One view we particularly enjoyed was that of John Townshend of Now in Campaign where he playfully plumped for “Martypops” coughing up £79m so he could retire to Ibiza. Alas John, that was then.
Actually Accenture seems to have cracked it – for now – with its “customer experience agency” positioning; neatly sidestepping the chicken-and-egg conundrum of what comes first, the website, digital, big brand campaigns etc. In Accenture’s world they all come at once, not least because it’s their consultants who are telling the client what to do.
But not everyone is in this agreeable position.
Adam&eveDDB’s David Golding wrote an influential piece last year saying that agencies would provide either “culture” (A&E’s forte) or “collateral,” mostly digital content pumped out in the service of a media plan.
That’s evidently true although not many agencies would admit they find culture a bit of a stretch.
So let’s go back to basics. Why does anyone hire an agency, of any description? Back in the day it was often through restrictive trade practice: to place ads, for example, you had to be accredited by the media. You were the principal in law so you paid up if the client didn’t, in return for your accreditation and commission.
It’s rather more complicated now although there’s still some of that around. Essentially agencies survive if they can do something the client can’t – or do it better or more cheaply or both. And, er, that’s it.
A colleague remarked the other day that agencies have spent the last twenty or thirty years chasing the chimera of a place at the client’s “top table.” a complete waste of time and effort he averred, because clients – advertisers – didn’t want someone from an agency to tell them how to run their business. They were quite capable of mucking it up themselves, possibly with help from a consultant.
Agencies operate lower down the management food chain, often reporting to client managers who know little or nothing about marketing and even less about advertising. But that’s OK because the agency does know – or should know – about these things and, more often than not, digs the client out of a hole.
Sometimes, increasingly perhaps, this just means painting pretty pictures for them: producing ads that bring their strategies to life and persuade consumers that they’re not big, evil corporations determined on screwing the last penny out of us – even if they are.
That’s the way business works sometimes. Some denizens of adland still become dewy-eyed recalling the great days of fag advertising: Benson & Hedges, Hamlet, Silk Cut etc. they were, indeed, great ads although hardly on the side of the angels (not the ones you’d wish to meet anyway).
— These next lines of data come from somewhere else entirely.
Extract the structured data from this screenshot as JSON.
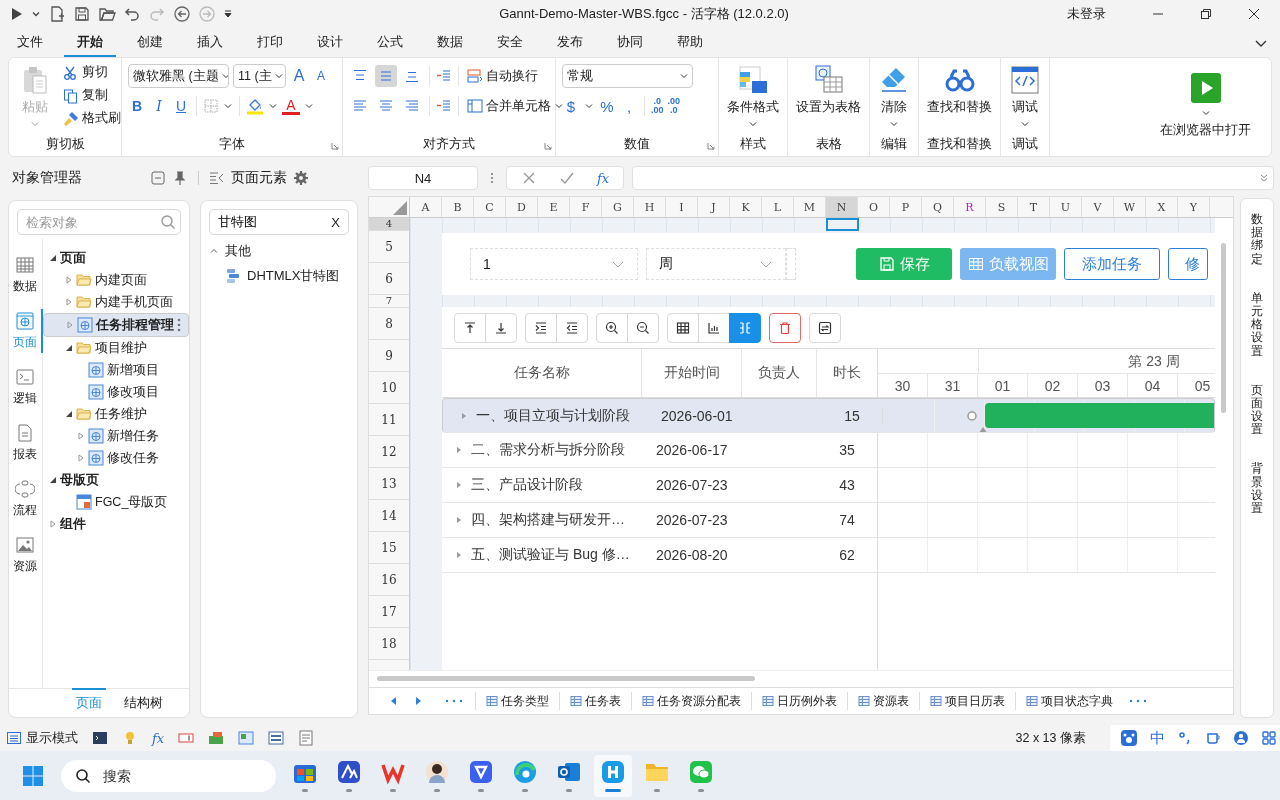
{
  "window": {
    "title": "Gannt-Demo-Master-WBS.fgcc - 活字格 (12.0.2.0)",
    "account": "未登录"
  },
  "menu_tabs": [
    {
      "label": "文件",
      "selected": false
    },
    {
      "label": "开始",
      "selected": true
    },
    {
      "label": "创建",
      "selected": false
    },
    {
      "label": "插入",
      "selected": false
    },
    {
      "label": "打印",
      "selected": false
    },
    {
      "label": "设计",
      "selected": false
    },
    {
      "label": "公式",
      "selected": false
    },
    {
      "label": "数据",
      "selected": false
    },
    {
      "label": "安全",
      "selected": false
    },
    {
      "label": "发布",
      "selected": false
    },
    {
      "label": "协同",
      "selected": false
    },
    {
      "label": "帮助",
      "selected": false
    }
  ],
  "ribbon": {
    "clipboard": {
      "paste": {
        "label": "粘贴",
        "disabled": true
      },
      "items": [
        {
          "kind": "cut",
          "label": "剪切"
        },
        {
          "kind": "copy",
          "label": "复制"
        },
        {
          "kind": "painter",
          "label": "格式刷"
        }
      ],
      "title": "剪切板"
    },
    "font": {
      "name": "微软雅黑 (主题",
      "size": "11 (主",
      "grow": "A",
      "shrink": "A",
      "bold": "B",
      "italic": "I",
      "underline": "U",
      "font_color": "A",
      "title": "字体"
    },
    "alignment": {
      "buttons": [
        {
          "kind": "top",
          "selected": false
        },
        {
          "kind": "middle",
          "selected": true
        },
        {
          "kind": "bottom",
          "selected": false
        },
        {
          "kind": "left",
          "selected": false
        },
        {
          "kind": "center",
          "selected": false
        },
        {
          "kind": "right",
          "selected": false
        }
      ],
      "wrap": "自动换行",
      "merge": "合并单元格",
      "title": "对齐方式"
    },
    "number": {
      "format": "常规",
      "currency": "$",
      "percent": "%",
      "comma": ",",
      "decimals": [
        {
          "top": ".0",
          "bottom": ".00"
        },
        {
          "top": ".00",
          "bottom": ".0"
        }
      ],
      "title": "数值"
    },
    "commands": [
      {
        "kind": "conditional",
        "label": "条件格式",
        "dropdown": true,
        "title": "样式"
      },
      {
        "kind": "table",
        "label": "设置为表格",
        "dropdown": false,
        "title": "表格"
      },
      {
        "kind": "clear",
        "label": "清除",
        "dropdown": true,
        "title": "编辑"
      },
      {
        "kind": "find",
        "label": "查找和替换",
        "dropdown": false,
        "title": "查找和替换"
      },
      {
        "kind": "debug",
        "label": "调试",
        "dropdown": true,
        "title": "调试"
      }
    ],
    "run": {
      "label": "在浏览器中打开"
    }
  },
  "object_manager": {
    "title": "对象管理器",
    "search_placeholder": "检索对象",
    "nav": [
      {
        "kind": "data",
        "label": "数据",
        "selected": false
      },
      {
        "kind": "page",
        "label": "页面",
        "selected": true
      },
      {
        "kind": "logic",
        "label": "逻辑",
        "selected": false
      },
      {
        "kind": "report",
        "label": "报表",
        "selected": false
      },
      {
        "kind": "flow",
        "label": "流程",
        "selected": false
      },
      {
        "kind": "resource",
        "label": "资源",
        "selected": false
      }
    ],
    "tree": [
      {
        "label": "页面",
        "kind": "root",
        "expanded": true,
        "selected": false,
        "children": [
          {
            "label": "内建页面",
            "kind": "folder",
            "expanded": false,
            "selected": false
          },
          {
            "label": "内建手机页面",
            "kind": "folder",
            "expanded": false,
            "selected": false
          },
          {
            "label": "任务排程管理",
            "kind": "page",
            "expanded": false,
            "selected": true
          },
          {
            "label": "项目维护",
            "kind": "folder",
            "expanded": true,
            "selected": false,
            "children": [
              {
                "label": "新增项目",
                "kind": "page",
                "selected": false
              },
              {
                "label": "修改项目",
                "kind": "page",
                "selected": false
              }
            ]
          },
          {
            "label": "任务维护",
            "kind": "folder",
            "expanded": true,
            "selected": false,
            "children": [
              {
                "label": "新增任务",
                "kind": "page",
                "expanded": false,
                "selected": false
              },
              {
                "label": "修改任务",
                "kind": "page",
                "expanded": false,
                "selected": false
              }
            ]
          }
        ]
      },
      {
        "label": "母版页",
        "kind": "root",
        "expanded": true,
        "selected": false,
        "children": [
          {
            "label": "FGC_母版页",
            "kind": "master",
            "selected": false
          }
        ]
      },
      {
        "label": "组件",
        "kind": "root",
        "expanded": false,
        "selected": false
      }
    ],
    "bottom_tabs": [
      {
        "label": "页面",
        "selected": true
      },
      {
        "label": "结构树",
        "selected": false
      }
    ]
  },
  "page_elements": {
    "title": "页面元素",
    "search": "甘特图",
    "clear": "X",
    "groups": [
      {
        "label": "其他",
        "expanded": true,
        "items": [
          {
            "label": "DHTMLX甘特图"
          }
        ]
      }
    ]
  },
  "formula_bar": {
    "cell": "N4",
    "fx": "fx"
  },
  "sheet": {
    "columns": [
      {
        "label": "A",
        "selected": false,
        "marked": false
      },
      {
        "label": "B",
        "selected": false,
        "marked": false
      },
      {
        "label": "C",
        "selected": false,
        "marked": false
      },
      {
        "label": "D",
        "selected": false,
        "marked": false
      },
      {
        "label": "E",
        "selected": false,
        "marked": false
      },
      {
        "label": "F",
        "selected": false,
        "marked": false
      },
      {
        "label": "G",
        "selected": false,
        "marked": false
      },
      {
        "label": "H",
        "selected": false,
        "marked": false
      },
      {
        "label": "I",
        "selected": false,
        "marked": false
      },
      {
        "label": "J",
        "selected": false,
        "marked": false
      },
      {
        "label": "K",
        "selected": false,
        "marked": false
      },
      {
        "label": "L",
        "selected": false,
        "marked": false
      },
      {
        "label": "M",
        "selected": false,
        "marked": false
      },
      {
        "label": "N",
        "selected": true,
        "marked": false
      },
      {
        "label": "O",
        "selected": false,
        "marked": false
      },
      {
        "label": "P",
        "selected": false,
        "marked": false
      },
      {
        "label": "Q",
        "selected": false,
        "marked": false
      },
      {
        "label": "R",
        "selected": false,
        "marked": true
      },
      {
        "label": "S",
        "selected": false,
        "marked": false
      },
      {
        "label": "T",
        "selected": false,
        "marked": false
      },
      {
        "label": "U",
        "selected": false,
        "marked": false
      },
      {
        "label": "V",
        "selected": false,
        "marked": false
      },
      {
        "label": "W",
        "selected": false,
        "marked": false
      },
      {
        "label": "X",
        "selected": false,
        "marked": false
      },
      {
        "label": "Y",
        "selected": false,
        "marked": false
      }
    ],
    "rows": [
      {
        "label": "4",
        "kind": "short",
        "selected": true
      },
      {
        "label": "5",
        "kind": "normal",
        "selected": false
      },
      {
        "label": "6",
        "kind": "normal",
        "selected": false
      },
      {
        "label": "7",
        "kind": "short",
        "selected": false
      },
      {
        "label": "8",
        "kind": "normal",
        "selected": false
      },
      {
        "label": "9",
        "kind": "normal",
        "selected": false
      },
      {
        "label": "10",
        "kind": "normal",
        "selected": false
      },
      {
        "label": "11",
        "kind": "normal",
        "selected": false
      },
      {
        "label": "12",
        "kind": "normal",
        "selected": false
      },
      {
        "label": "13",
        "kind": "normal",
        "selected": false
      },
      {
        "label": "14",
        "kind": "normal",
        "selected": false
      },
      {
        "label": "15",
        "kind": "normal",
        "selected": false
      },
      {
        "label": "16",
        "kind": "normal",
        "selected": false
      },
      {
        "label": "17",
        "kind": "normal",
        "selected": false
      },
      {
        "label": "18",
        "kind": "normal",
        "selected": false
      }
    ]
  },
  "gantt_widget": {
    "selects": [
      "1",
      "周"
    ],
    "buttons": [
      {
        "kind": "primary",
        "label": "保存"
      },
      {
        "kind": "muted",
        "label": "负载视图"
      },
      {
        "kind": "outline",
        "label": "添加任务"
      },
      {
        "kind": "outline",
        "label": "修"
      }
    ],
    "toolbar": [
      [
        {
          "kind": "arrow-to-top",
          "selected": false
        },
        {
          "kind": "arrow-to-bottom",
          "selected": false
        }
      ],
      [
        {
          "kind": "indent",
          "selected": false
        },
        {
          "kind": "outdent",
          "selected": false
        }
      ],
      [
        {
          "kind": "zoom-in",
          "selected": false
        },
        {
          "kind": "zoom-out",
          "selected": false
        }
      ],
      [
        {
          "kind": "grid",
          "selected": false
        },
        {
          "kind": "chart",
          "selected": false
        },
        {
          "kind": "columns",
          "selected": true
        }
      ],
      [
        {
          "kind": "trash",
          "selected": false
        }
      ],
      [
        {
          "kind": "refresh",
          "selected": false
        }
      ]
    ],
    "columns": [
      "任务名称",
      "开始时间",
      "负责人",
      "时长"
    ],
    "week": "第 23 周",
    "days": [
      "30",
      "31",
      "01",
      "02",
      "03",
      "04",
      "05"
    ],
    "tasks": [
      {
        "name": "一、项目立项与计划阶段",
        "start": "2026-06-01",
        "duration": "15",
        "selected": true,
        "bar": true
      },
      {
        "name": "二、需求分析与拆分阶段",
        "start": "2026-06-17",
        "duration": "35",
        "selected": false,
        "bar": false
      },
      {
        "name": "三、产品设计阶段",
        "start": "2026-07-23",
        "duration": "43",
        "selected": false,
        "bar": false
      },
      {
        "name": "四、架构搭建与研发开…",
        "start": "2026-07-23",
        "duration": "74",
        "selected": false,
        "bar": false
      },
      {
        "name": "五、测试验证与 Bug 修…",
        "start": "2026-08-20",
        "duration": "62",
        "selected": false,
        "bar": false
      }
    ]
  },
  "sheet_tabs": [
    "任务类型",
    "任务表",
    "任务资源分配表",
    "日历例外表",
    "资源表",
    "项目日历表",
    "项目状态字典"
  ],
  "side_tabs": [
    "数据绑定",
    "单元格设置",
    "页面设置",
    "背景设置"
  ],
  "status_bar": {
    "mode": "显示模式",
    "fx": "fx",
    "size": "32 x 13 像素",
    "ime": "中"
  },
  "taskbar": {
    "search_placeholder": "搜索",
    "apps": [
      {
        "kind": "store",
        "selected": false
      },
      {
        "kind": "triangle",
        "selected": false
      },
      {
        "kind": "red",
        "selected": false
      },
      {
        "kind": "avatar",
        "selected": false
      },
      {
        "kind": "knot",
        "selected": false
      },
      {
        "kind": "edge",
        "selected": false
      },
      {
        "kind": "mail",
        "selected": false
      },
      {
        "kind": "blue",
        "selected": true
      },
      {
        "kind": "folder",
        "selected": false
      },
      {
        "kind": "chat",
        "selected": false
      }
    ]
  }
}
That’s also the way business works and the tobacco giants are mostly still with us, even though their diverting ads are not.
So a viable agency model is as above: one that specialises in a mixture of creative and analytical skills that can bring something different to the client party. As Ad contrarian Bob Hoffman often remarks, the big ad holding companies have spent decades investing in everything but creativity, even though that’s the one thing that marks them out from the herd; the one capability clients (or consultants, for the most part) don’t have.
The one thing far-sighted clients will be happy(ish) to pay for. As they always have.